5. Ein bestandsfähiger Rest ist für den Senat auch nicht in den Gegenständen der jeweils nachgeordneten Patentansprüchen 2 bis 7 und 12 zu erkennen. Die Beklagte hat auch nicht vorgetragen, dass ihnen ein eigenständiger patentfähiger Gehalt zukäme. Diese Patentansprüche, deren selbstständiger erfinderischen Gehalt von der Klägerin unter Angabe von Gründen in Abrede gestellt worden ist, fallen daher ebenfalls der Nichtigkeit anheim.
III.
Die von der Beklagten hilfsweise verteidigten Fassungen gemäß 1. bis 4. Hilfsantrag erweisen sich aufgrund mangelnder erfinderischer Tätigkeit als gleichfalls nicht bestandsfähig.

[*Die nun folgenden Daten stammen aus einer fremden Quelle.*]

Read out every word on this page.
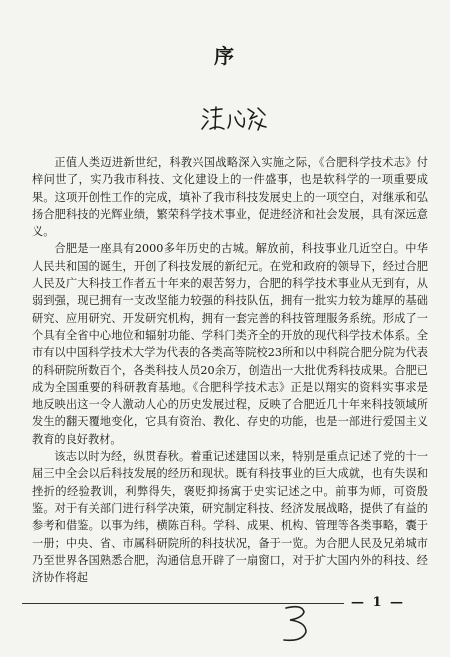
序

正值人类迈进新世纪，科教兴国战略深入实施之际，《合肥科学技术志》付梓问世了，实乃我市科技、文化建设上的一件盛事，也是软科学的一项重要成果。这项开创性工作的完成，填补了我市科技发展史上的一项空白，对继承和弘扬合肥科技的光辉业绩，繁荣科学技术事业，促进经济和社会发展，具有深远意义。

合肥是一座具有2000多年历史的古城。解放前，科技事业几近空白。中华人民共和国的诞生，开创了科技发展的新纪元。在党和政府的领导下，经过合肥人民及广大科技工作者五十年来的艰苦努力，合肥的科学技术事业从无到有，从弱到强，现已拥有一支改坚能力较强的科技队伍，拥有一批实力较为雄厚的基础研究、应用研究、开发研究机构，拥有一套完善的科技管理服务系统。形成了一个具有全省中心地位和辐射功能、学科门类齐全的开放的现代科学技术体系。全市有以中国科学技术大学为代表的各类高等院校23所和以中科院合肥分院为代表的科研院所数百个，各类科技人员20余万，创造出一大批优秀科技成果。合肥已成为全国重要的科研教育基地。《合肥科学技术志》正是以翔实的资料实事求是地反映出这一令人激动人心的历史发展过程，反映了合肥近几十年来科技领域所发生的翻天覆地变化，它具有资治、教化、存史的功能，也是一部进行爱国主义教育的良好教材。

该志以时为经，纵贯春秋。着重记述建国以来，特别是重点记述了党的十一届三中全会以后科技发展的经历和现状。既有科技事业的巨大成就，也有失误和挫折的经验教训，利弊得失，褒贬抑扬寓于史实记述之中。前事为师，可资殷鉴。对于有关部门进行科学决策，研究制定科技、经济发展战略，提供了有益的参考和借鉴。以事为纬，横陈百科。学科、成果、机构、管理等各类事略，囊于一册；中央、省、市属科研院所的科技状况，备于一览。为合肥人民及兄弟城市乃至世界各国熟悉合肥，沟通信息开辟了一扇窗口，对于扩大国内外的科技、经济协作将起

— 1 —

Die mit diesem Hilfsanträgen verteidigten nebengeordneten Patentansprüche 1 bis 3 gemäß 1. und 2. Hilfsantrag bzw. 1 bis 2 gemäß 3. Hilfsantrag und 1 gemäß 4. Hilfsantrag entsprechen voll inhaltlich den nebengeordneten Patentansprüchen 9 bis 11 gemäß Hauptantrag. Da mit diesen, wie vorstehend unter Abschnitt II. 4. ausgeführt worden ist, kein anderer Sachverhalt vorliegt, als er mit dem Patentanspruch 1 gemäß Hauptantrag erörtert worden ist, gelten für die nebengeordneten Patentansprüche dieser verteidigten Fassungen die zum Patentanspruch 1 gemäß Hauptantrag dargelegten Gründe ebenfalls voll umfänglich.
IV.
Die Kostenentscheidung beruht auf § 84 Abs. 2 PatG i. V. m. § 91 Abs. 1 ZPO. Die Entscheidung über die vorläufige Vollstreckbarkeit folgt aus § 99 Abs. 1 PatG i. V. m. § 709 Satz 1 und Satz 2 ZPO.